One assistant, everywhere the user already is.
SarahAI spans a native app, in-app chat and a major WhatsApp integration — people wanted scheduling, reminders, messaging, summaries and natural AI conversation by text or voice, across whichever surface they reached for. That meant orchestrating multiple AI models behind one coherent agent, remembering context across days and channels, delivering time-based messages reliably at scale, and staying fully within Meta's strict messaging policies. The hard part was never a single feature — it was making all of them one dependable system.
One agent, many models
A routing layer picks between GPT-4o/4.5, Gemini and Claude — falling back to open models on Groq & Cerebras via a dedicated MCP server based on latency and cost.

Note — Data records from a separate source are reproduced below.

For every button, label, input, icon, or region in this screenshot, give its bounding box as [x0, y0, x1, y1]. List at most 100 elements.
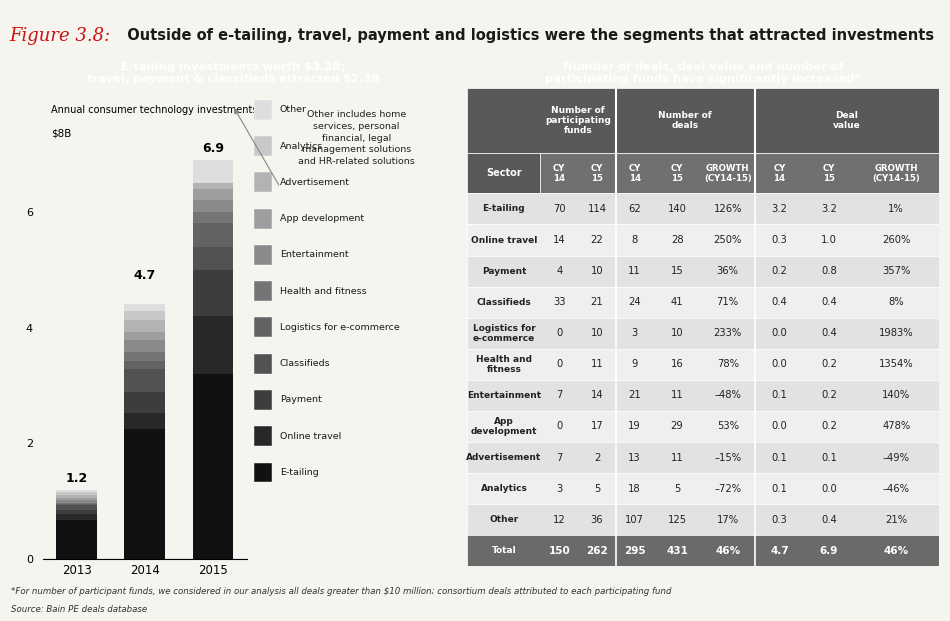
Text: E-tailing: E-tailing: [483, 204, 525, 214]
Bar: [56, 505, 97, 510]
Text: CY
15: CY 15: [591, 163, 603, 183]
Bar: [193, 247, 234, 270]
Text: 46%: 46%: [884, 546, 909, 556]
Text: Health and
fitness: Health and fitness: [476, 355, 532, 374]
Text: 1354%: 1354%: [879, 360, 914, 369]
Text: $8B: $8B: [51, 128, 71, 138]
Text: Analytics: Analytics: [481, 484, 527, 493]
Bar: [193, 270, 234, 316]
Text: CY
15: CY 15: [671, 163, 683, 183]
Text: App development: App development: [279, 214, 364, 223]
Bar: [124, 392, 165, 412]
Text: 140%: 140%: [882, 391, 910, 401]
Text: 10: 10: [671, 329, 683, 338]
Text: 24: 24: [628, 297, 641, 307]
Bar: [467, 380, 939, 411]
Text: Total: Total: [491, 546, 516, 555]
Bar: [467, 88, 939, 153]
Bar: [193, 374, 234, 559]
Text: 107: 107: [625, 515, 644, 525]
Text: 1.0: 1.0: [821, 235, 837, 245]
Text: 233%: 233%: [713, 329, 742, 338]
Text: 6.9: 6.9: [202, 142, 224, 155]
Text: Source: Bain PE deals database: Source: Bain PE deals database: [11, 605, 147, 614]
Text: 1%: 1%: [888, 204, 904, 214]
Text: 0.4: 0.4: [771, 297, 788, 307]
Bar: [254, 463, 272, 483]
Text: 0.0: 0.0: [771, 422, 788, 432]
Text: 250%: 250%: [713, 235, 742, 245]
Text: 126%: 126%: [713, 204, 742, 214]
Text: 0.8: 0.8: [821, 266, 837, 276]
Text: Advertisement: Advertisement: [466, 453, 542, 462]
Text: 14: 14: [553, 235, 565, 245]
Text: –72%: –72%: [714, 484, 741, 494]
Text: Entertainment: Entertainment: [466, 391, 541, 400]
Bar: [254, 354, 272, 374]
Bar: [254, 100, 272, 120]
Text: CY
14: CY 14: [553, 163, 565, 183]
Text: CY
14: CY 14: [773, 163, 786, 183]
Bar: [467, 153, 541, 193]
Text: 5: 5: [674, 484, 680, 494]
Bar: [467, 287, 939, 318]
Text: 0: 0: [556, 422, 562, 432]
Text: 11: 11: [671, 391, 683, 401]
Text: 0: 0: [556, 329, 562, 338]
Text: 29: 29: [671, 422, 683, 432]
Bar: [193, 212, 234, 224]
Bar: [56, 514, 97, 520]
Text: 11: 11: [628, 266, 641, 276]
Text: 53%: 53%: [716, 422, 739, 432]
Text: 36: 36: [591, 515, 603, 525]
Text: Outside of e-tailing, travel, payment and logistics were the segments that attra: Outside of e-tailing, travel, payment an…: [117, 28, 934, 43]
Text: 8: 8: [632, 235, 637, 245]
Bar: [467, 504, 939, 535]
Text: –15%: –15%: [714, 453, 741, 463]
Bar: [124, 304, 165, 311]
Text: Other: Other: [489, 515, 519, 524]
Text: 4: 4: [556, 266, 562, 276]
Text: 0: 0: [556, 360, 562, 369]
Bar: [124, 311, 165, 320]
Text: 21%: 21%: [885, 515, 907, 525]
Text: Health and fitness: Health and fitness: [279, 287, 367, 296]
Text: 15: 15: [671, 266, 683, 276]
Text: Advertisement: Advertisement: [279, 178, 350, 187]
Bar: [124, 340, 165, 352]
Text: 16: 16: [671, 360, 683, 369]
Text: Analytics: Analytics: [279, 142, 323, 151]
Text: 17: 17: [591, 422, 603, 432]
Text: 478%: 478%: [882, 422, 910, 432]
Bar: [124, 352, 165, 361]
Bar: [467, 318, 939, 349]
Text: 3: 3: [632, 329, 637, 338]
Text: 0.2: 0.2: [821, 391, 837, 401]
Bar: [467, 535, 939, 566]
Text: 0.1: 0.1: [821, 453, 837, 463]
Text: 0.0: 0.0: [771, 360, 788, 369]
Text: E-tailing: E-tailing: [279, 468, 318, 477]
Text: *For number of participant funds, we considered in our analysis all deals greate: *For number of participant funds, we con…: [11, 587, 672, 596]
Bar: [193, 201, 234, 212]
Text: –48%: –48%: [714, 391, 741, 401]
Text: Payment: Payment: [482, 266, 526, 276]
Text: 260%: 260%: [882, 235, 910, 245]
Text: 11: 11: [591, 360, 603, 369]
Bar: [124, 361, 165, 369]
Text: 0.0: 0.0: [771, 329, 788, 338]
Text: 19: 19: [628, 422, 641, 432]
Text: 0.1: 0.1: [771, 484, 788, 494]
Text: 9: 9: [632, 360, 637, 369]
Bar: [467, 473, 939, 504]
Bar: [56, 500, 97, 503]
Text: 46%: 46%: [715, 546, 740, 556]
Bar: [124, 428, 165, 559]
Bar: [467, 349, 939, 380]
Text: 28: 28: [671, 235, 683, 245]
Text: 0.2: 0.2: [821, 422, 837, 432]
Text: 18: 18: [628, 484, 641, 494]
Text: E-tailing investments worth $3.2B;
travel, payment & classifieds attracted $2.3B: E-tailing investments worth $3.2B; trave…: [87, 62, 380, 84]
Bar: [254, 317, 272, 337]
Text: 7: 7: [556, 453, 562, 463]
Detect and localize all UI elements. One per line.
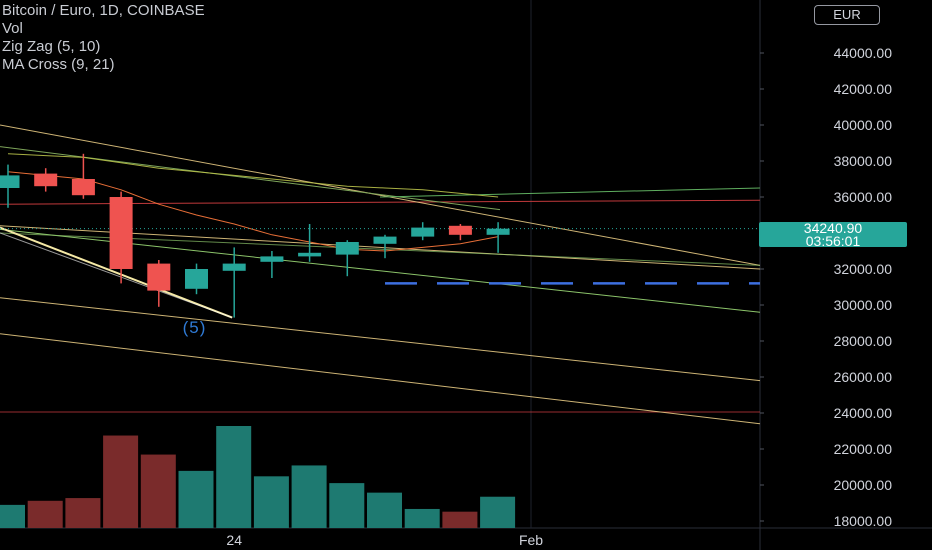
volume-bar (140, 454, 176, 528)
y-tick-label: 32000.00 (834, 261, 893, 277)
candle-body (260, 256, 284, 262)
volume-bar (65, 498, 101, 528)
x-tick-label: Feb (519, 532, 543, 548)
y-tick-label: 30000.00 (834, 297, 893, 313)
volume-bar (329, 483, 365, 528)
y-tick-label: 22000.00 (834, 441, 893, 457)
y-tick-label: 38000.00 (834, 153, 893, 169)
trend-line (0, 124, 761, 266)
candle-body (298, 252, 322, 257)
candle-body (411, 227, 435, 237)
candle-body (0, 175, 20, 188)
candle-body (34, 173, 58, 187)
last-price-badge: 34240.90 03:56:01 (759, 220, 907, 249)
y-tick-label: 40000.00 (834, 117, 893, 133)
y-tick-label: 28000.00 (834, 333, 893, 349)
y-tick-label: 36000.00 (834, 189, 893, 205)
volume-bar (291, 465, 327, 528)
candle-body (71, 179, 95, 196)
candle-body (109, 197, 133, 269)
zigzag-line (0, 232, 233, 319)
y-tick-label: 18000.00 (834, 513, 893, 529)
volume-bar (103, 435, 139, 528)
legend-zigzag[interactable]: Zig Zag (5, 10) (2, 38, 101, 55)
volume-bar (480, 496, 516, 528)
chart-legend: Bitcoin / Euro, 1D, COINBASE Vol Zig Zag… (2, 2, 205, 74)
last-price-value: 34240.90 (803, 220, 863, 236)
volume-bar (0, 504, 25, 528)
candle-body (147, 263, 171, 291)
candle-body (335, 242, 359, 255)
bar-countdown: 03:56:01 (805, 232, 861, 249)
y-tick-label: 26000.00 (834, 369, 893, 385)
y-tick-label: 24000.00 (834, 405, 893, 421)
y-tick-label: 42000.00 (834, 81, 893, 97)
currency-button[interactable]: EUR (814, 5, 880, 25)
x-tick-label: 24 (226, 532, 242, 548)
volume-bar (178, 470, 214, 528)
zigzag-pivot-label: (5) (183, 318, 207, 337)
volume-bar (367, 492, 402, 528)
legend-ma-cross[interactable]: MA Cross (9, 21) (2, 56, 115, 73)
legend-vol[interactable]: Vol (2, 20, 23, 37)
green-trend-line (379, 187, 761, 198)
volume-bar (404, 508, 440, 528)
volume-bar (27, 500, 63, 528)
trend-line (0, 297, 761, 382)
volume-bar (253, 476, 289, 528)
y-tick-label: 44000.00 (834, 45, 893, 61)
candle-body (448, 225, 472, 235)
candle-body (185, 269, 208, 289)
volume-bar (216, 426, 252, 528)
y-tick-label: 20000.00 (834, 477, 893, 493)
symbol-title[interactable]: Bitcoin / Euro, 1D, COINBASE (2, 2, 205, 19)
zigzag-line (0, 226, 233, 319)
trend-line (0, 333, 761, 425)
volume-bar (442, 511, 478, 528)
candle-body (373, 236, 397, 244)
candle-body (222, 263, 246, 271)
slow-ma-line (7, 153, 499, 198)
candle-body (486, 228, 510, 235)
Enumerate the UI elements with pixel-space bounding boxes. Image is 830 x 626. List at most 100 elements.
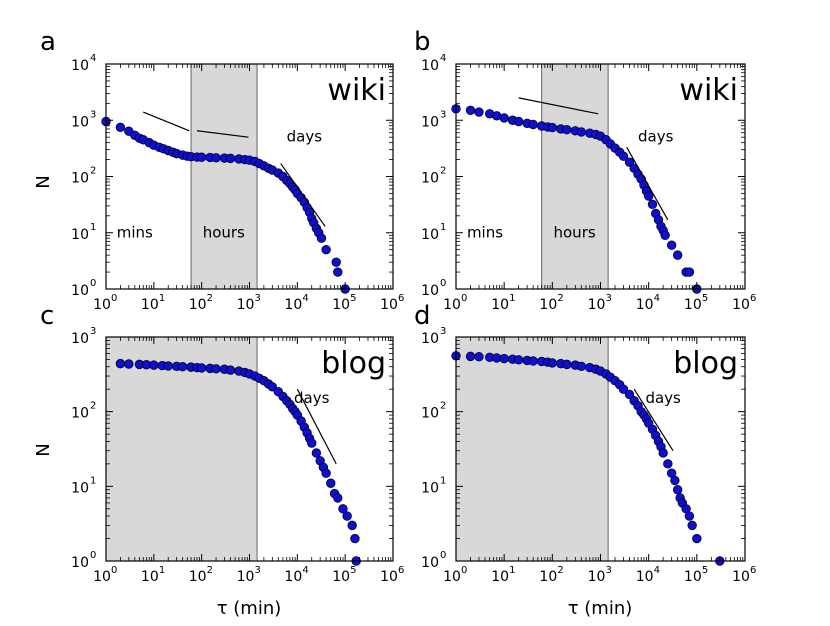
- x-tick-exponent: 2: [557, 293, 563, 304]
- panel-title: wiki: [327, 73, 386, 108]
- data-point: [474, 107, 484, 117]
- data-point: [670, 475, 680, 486]
- y-tick-label: 10: [421, 171, 439, 187]
- y-tick-exponent: 3: [440, 326, 446, 337]
- x-tick-exponent: 0: [111, 293, 117, 304]
- panel-title: wiki: [679, 73, 738, 108]
- x-tick-label: 10: [443, 297, 461, 313]
- y-tick-label: 10: [71, 331, 89, 347]
- x-tick-label: 10: [284, 569, 302, 585]
- y-tick-label: 10: [421, 114, 439, 130]
- data-point: [177, 362, 188, 372]
- y-tick-label: 10: [71, 227, 89, 243]
- data-point: [528, 119, 538, 130]
- y-tick-exponent: 3: [90, 326, 96, 337]
- y-tick-exponent: 0: [440, 278, 446, 289]
- y-tick-label: 10: [71, 406, 89, 422]
- panel-title: blog: [321, 346, 386, 381]
- annotation-mins: mins: [467, 223, 503, 241]
- x-tick-label: 10: [332, 569, 350, 585]
- x-tick-label: 10: [189, 569, 207, 585]
- y-tick-label: 10: [421, 406, 439, 422]
- x-tick-exponent: 4: [302, 293, 308, 304]
- annotation-mins: mins: [117, 223, 153, 241]
- data-point: [672, 250, 683, 260]
- x-tick-exponent: 1: [509, 293, 515, 304]
- x-tick-exponent: 0: [461, 565, 467, 576]
- y-tick-label: 10: [421, 555, 439, 571]
- data-point: [321, 468, 331, 478]
- annotation-days: days: [638, 128, 674, 146]
- x-tick-label: 10: [588, 297, 606, 313]
- data-point: [666, 240, 677, 250]
- data-point: [499, 353, 509, 364]
- data-point: [576, 127, 587, 137]
- x-tick-exponent: 3: [255, 565, 261, 576]
- shaded-region: [191, 64, 258, 289]
- y-tick-exponent: 2: [440, 166, 446, 177]
- annotation-days: days: [294, 389, 330, 407]
- x-tick-label: 10: [539, 297, 557, 313]
- data-point: [547, 358, 558, 368]
- data-point: [499, 113, 509, 123]
- data-point: [196, 363, 207, 373]
- data-point: [211, 153, 221, 163]
- x-tick-exponent: 2: [207, 293, 213, 304]
- x-tick-exponent: 2: [207, 565, 213, 576]
- y-tick-exponent: 1: [440, 475, 446, 486]
- x-tick-label: 10: [284, 297, 302, 313]
- data-point: [115, 122, 126, 132]
- data-point: [528, 356, 538, 366]
- panel-letter: d: [414, 301, 431, 331]
- data-point: [124, 359, 134, 369]
- data-point: [311, 448, 322, 458]
- data-point: [684, 267, 695, 277]
- x-tick-exponent: 5: [702, 293, 708, 304]
- x-tick-exponent: 6: [398, 565, 404, 576]
- x-tick-label: 10: [237, 569, 255, 585]
- y-tick-exponent: 2: [440, 401, 446, 412]
- x-tick-label: 10: [443, 569, 461, 585]
- x-tick-label: 10: [684, 297, 702, 313]
- guide-line: [196, 130, 249, 138]
- panel-title: blog: [673, 346, 738, 381]
- data-point: [684, 511, 695, 521]
- data-point: [316, 233, 327, 243]
- y-tick-exponent: 2: [90, 166, 96, 177]
- x-tick-label: 10: [380, 297, 398, 313]
- y-tick-label: 10: [71, 58, 89, 74]
- data-point: [331, 257, 341, 267]
- y-tick-label: 10: [71, 480, 89, 496]
- data-point: [196, 152, 207, 162]
- data-point: [692, 533, 702, 544]
- data-point: [350, 533, 360, 544]
- data-point: [513, 116, 524, 127]
- x-tick-label: 10: [380, 569, 398, 585]
- y-tick-exponent: 1: [440, 222, 446, 233]
- data-point: [474, 351, 484, 362]
- data-point: [647, 199, 658, 210]
- x-tick-exponent: 5: [350, 293, 356, 304]
- annotation-hours: hours: [203, 223, 245, 241]
- x-tick-exponent: 6: [750, 293, 756, 304]
- x-tick-exponent: 5: [350, 565, 356, 576]
- x-tick-exponent: 4: [302, 565, 308, 576]
- data-point: [225, 153, 236, 164]
- data-point: [342, 511, 352, 521]
- data-point: [513, 355, 524, 365]
- data-point: [576, 361, 587, 372]
- y-tick-label: 10: [421, 283, 439, 299]
- data-point: [115, 358, 126, 369]
- x-tick-exponent: 1: [509, 565, 515, 576]
- x-tick-label: 10: [732, 297, 750, 313]
- data-point: [465, 105, 476, 116]
- annotation-days: days: [645, 389, 681, 407]
- y-axis-label-top: N: [33, 175, 54, 188]
- data-point: [347, 520, 357, 531]
- x-tick-label: 10: [636, 569, 654, 585]
- data-point: [333, 267, 343, 277]
- guide-line: [626, 147, 669, 221]
- y-tick-exponent: 0: [90, 278, 96, 289]
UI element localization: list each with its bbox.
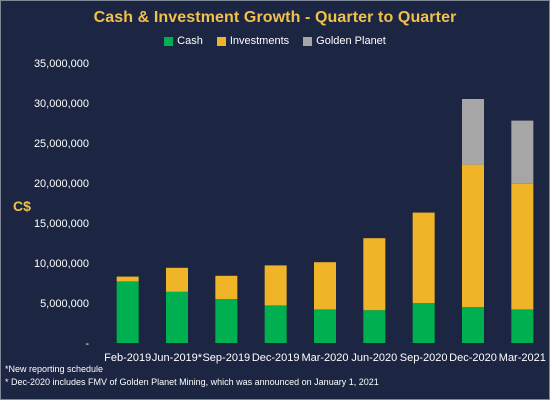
x-tick-label: Jun-2020 [351, 352, 397, 364]
bar-investments [264, 265, 287, 306]
bar-cash [116, 281, 139, 343]
x-tick-label: Feb-2019 [104, 352, 151, 364]
bar-cash [462, 307, 484, 343]
bar-golden-planet [511, 120, 534, 184]
bar-cash [166, 291, 188, 343]
footnote-1: *New reporting schedule [5, 364, 104, 374]
bar-investments [511, 183, 534, 310]
legend-swatch-cash [164, 36, 174, 46]
y-tick-label: 35,000,000 [34, 58, 89, 70]
x-tick-label: Dec-2019 [252, 352, 300, 364]
y-tick-label: - [85, 338, 89, 350]
bar-investments [462, 164, 484, 307]
bar-investments [215, 275, 238, 299]
chart-legend: Cash Investments Golden Planet [1, 35, 549, 47]
bar-cash [412, 303, 435, 343]
bar-cash [363, 310, 386, 343]
legend-swatch-investments [216, 36, 226, 46]
bar-investments [116, 276, 139, 282]
x-tick-label: Mar-2021 [499, 352, 546, 364]
legend-item-investments: Investments [216, 35, 290, 47]
bar-cash [264, 305, 287, 343]
footnote-2: * Dec-2020 includes FMV of Golden Planet… [5, 377, 379, 387]
y-axis-title: C$ [13, 198, 31, 214]
y-tick-label: 30,000,000 [34, 98, 89, 110]
bar-investments [412, 212, 435, 303]
y-tick-label: 20,000,000 [34, 178, 89, 190]
y-tick-label: 10,000,000 [34, 258, 89, 270]
x-tick-label: Mar-2020 [301, 352, 348, 364]
legend-label-cash: Cash [177, 35, 203, 47]
bar-cash [215, 299, 238, 343]
x-tick-label: Jun-2019* [152, 352, 203, 364]
bar-cash [511, 309, 534, 343]
legend-label-investments: Investments [229, 35, 290, 47]
y-tick-label: 25,000,000 [34, 138, 89, 150]
y-tick-label: 15,000,000 [34, 218, 89, 230]
legend-item-cash: Cash [164, 35, 203, 47]
chart-title: Cash & Investment Growth - Quarter to Qu… [93, 9, 457, 26]
bar-golden-planet [462, 99, 484, 165]
x-tick-label: Sep-2019 [202, 352, 250, 364]
legend-item-golden-planet: Golden Planet [303, 35, 386, 47]
y-tick-label: 5,000,000 [40, 298, 89, 310]
bar-investments [166, 267, 188, 292]
bar-investments [314, 262, 336, 310]
legend-label-golden-planet: Golden Planet [316, 35, 386, 47]
footnotes: *New reporting schedule * Dec-2020 inclu… [5, 363, 379, 389]
legend-swatch-golden-planet [303, 36, 313, 46]
bar-cash [314, 309, 336, 343]
x-tick-label: Sep-2020 [400, 352, 448, 364]
x-tick-label: Dec-2020 [449, 352, 497, 364]
bar-investments [363, 238, 386, 311]
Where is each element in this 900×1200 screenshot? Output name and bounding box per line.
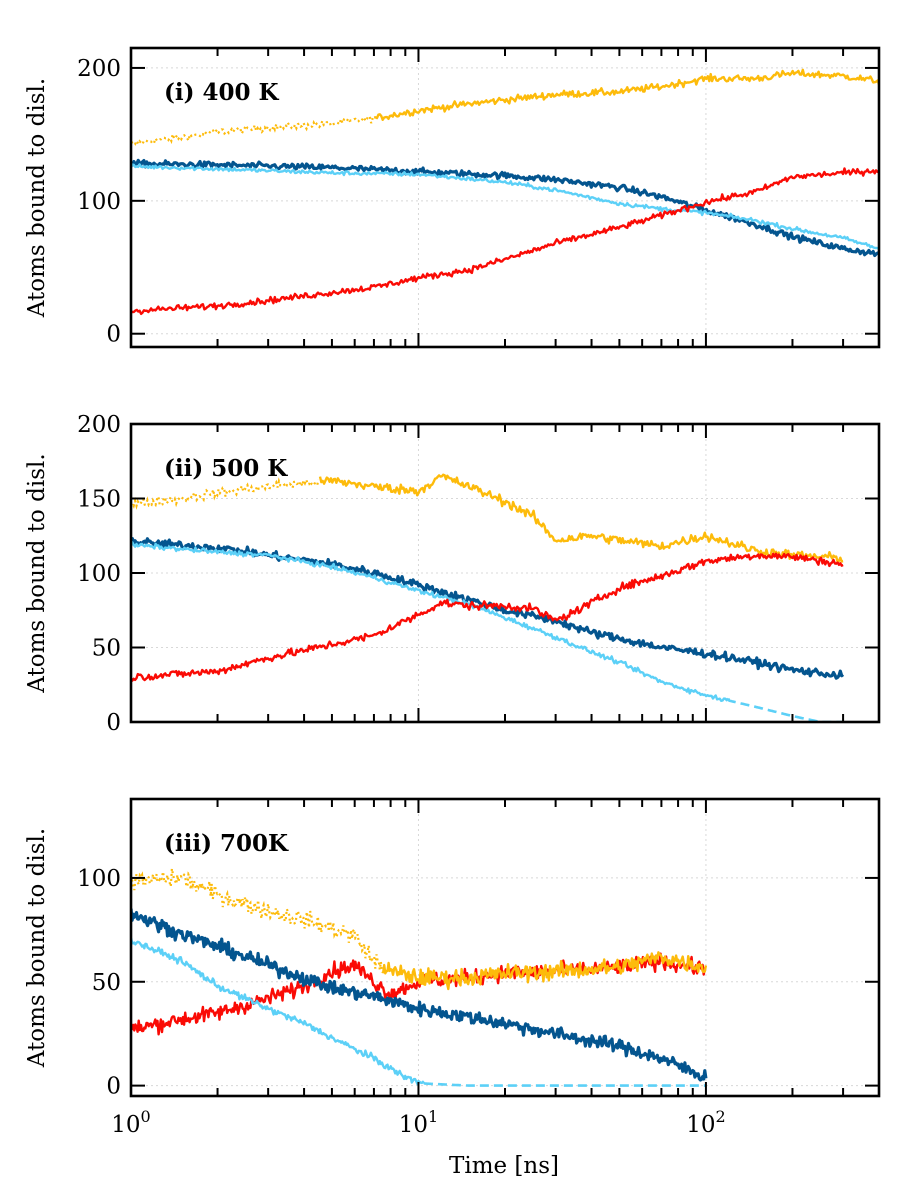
x-tick-label: 101 <box>399 1107 438 1138</box>
y-tick-label: 50 <box>92 636 121 662</box>
y-tick-label: 150 <box>77 487 121 513</box>
series-light_blue-line <box>131 541 730 702</box>
series-group <box>131 473 845 722</box>
series-red-line <box>131 552 844 682</box>
series-red-line <box>131 167 879 316</box>
panel-title: (i) 400 K <box>164 79 280 106</box>
x-ticks <box>130 48 880 347</box>
series-dark_blue-line <box>131 908 708 1082</box>
panel-title: (ii) 500 K <box>164 455 288 482</box>
y-axis-label: Atoms bound to disl. <box>24 828 50 1068</box>
y-tick-label: 100 <box>77 561 121 587</box>
y-tick-label: 50 <box>92 970 121 996</box>
panels: 0 100 200 Atoms bound to disl. (i) 400 K 0 50 1… <box>24 46 881 1138</box>
y-axis-label: Atoms bound to disl. <box>24 78 50 318</box>
series-yellow-line <box>318 473 844 564</box>
x-axis-label: Time [ns] <box>449 1153 559 1179</box>
y-tick-label: 0 <box>106 1074 121 1100</box>
y-axis: 0 100 200 <box>77 56 879 348</box>
y-tick-label: 0 <box>106 710 121 736</box>
panel-title: (iii) 700K <box>164 830 289 857</box>
y-tick-label: 200 <box>77 56 121 82</box>
series-group <box>131 68 879 316</box>
series-yellow-dotted <box>131 868 384 973</box>
panel-2: 0 50 100 150 200 Atoms bound to disl. (ii) 500… <box>24 412 881 736</box>
series-light_blue-line <box>131 937 425 1086</box>
series-yellow-dotted <box>131 115 374 147</box>
series-yellow-line <box>373 68 879 121</box>
series-yellow-line <box>381 951 708 991</box>
x-tick-labels: 100 101 102 <box>111 1107 725 1138</box>
series-yellow-dotted <box>131 476 320 510</box>
y-tick-label: 200 <box>77 412 121 438</box>
x-ticks <box>130 424 880 722</box>
series-light_blue-dashed <box>423 1082 706 1087</box>
series-dark_blue-line <box>131 158 879 258</box>
series-light_blue-dashed <box>726 697 844 722</box>
series-light_blue-line <box>131 163 879 251</box>
x-ticks <box>130 799 880 1096</box>
y-tick-label: 0 <box>106 322 121 348</box>
panel-1: 0 100 200 Atoms bound to disl. (i) 400 K <box>24 46 881 349</box>
series-group <box>131 868 708 1087</box>
x-tick-label: 100 <box>111 1107 150 1138</box>
y-tick-label: 100 <box>77 866 121 892</box>
y-axis-label: Atoms bound to disl. <box>24 453 50 693</box>
y-axis: 0 50 100 <box>77 866 879 1100</box>
x-tick-label: 102 <box>686 1107 725 1138</box>
y-axis: 0 50 100 150 200 <box>77 412 879 736</box>
y-tick-label: 100 <box>77 189 121 215</box>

Memory as a first-class citizen
RAG-backed context with Langfuse tracing, plus agents that write back to their own knowledge base from past interactions.
Scheduling without servers
Every time-based message is an independently scheduled EventBridge event draining through SQS into Lambda — no standing worker fleet.
Agent runtime
One agent over many models. A routing layer chooses between GPT-4o/4.5, Gemini and Claude by intent, latency and cost, while the Task module invokes the right tools per turn instead of a fixed pipeline.
Memory & MCP tools
RAG-backed long-term context traced in Langfuse, with agents writing back to their own knowledge base. A dedicated MCP server fronts open-source fallbacks (GPT-OSS) on Groq & Cerebras behind a clean tool boundary.
Serverless scheduling
The notification engine re-architected from Celery CRON to Lambda + SQS + EventBridge Scheduler. Each reminder is an independently scheduled event — effectively infinite scale with zero standing infrastructure.
Compliance & billing
Meta-compliant opt-in consent and automated renewal flows wired into the send path via Respond.io, plus subscription-lifecycle management and feature-gating enforcing entitlements across the platform.
Multi-model orchestration
Route intelligently across providers without exposing the seams to the user.
Agent memory
Keep context coherent across sessions without bloating every prompt.
WhatsApp compliance
Honor Meta's opt-in and consent rules on every single send.
Notification delivery
Fire thousands of precisely-timed messages reliably and at scale.
Cost optimization
Keep inference spend predictable as conversation volume grows.
Decision
Front open-source models with a dedicated MCP server
Why
A clean tool/model boundary lets the agent route by latency and cost, and squeezes maximum quality from GPT-OSS models on Groq & Cerebras.
Tradeoff
An extra network hop and a fallback matrix to maintain — accepted for predictable cost and clean failover.
Decision
Replace Celery CRON with Lambda + SQS + EventBridge
Why
Time-based messaging shouldn't depend on a warm worker fleet. Serverless scheduling scales with demand and removes infra to babysit.
Tradeoff
Cold-starts and distributed debugging — accepted to make scheduling effectively infinite and zero-maintenance.
Decision
Treat Meta compliance as architecture, not an afterthought
Why
Deliverability depends on policy adherence. Opt-in consent templates and auto-renewal flows are wired into the send path via Respond.io.
Tradeoff
More moving parts in the messaging flow — accepted to protect the channel itself.
The notification engine went from a hand-scaled CRON bottleneck to infinitely scalable, zero-maintenance serverless scheduling. Model routing kept frontier models for the hard turns while serving the bulk cheaply, and self-learning agents compounded accuracy instead of resetting each session — all while staying fully Meta-compliant.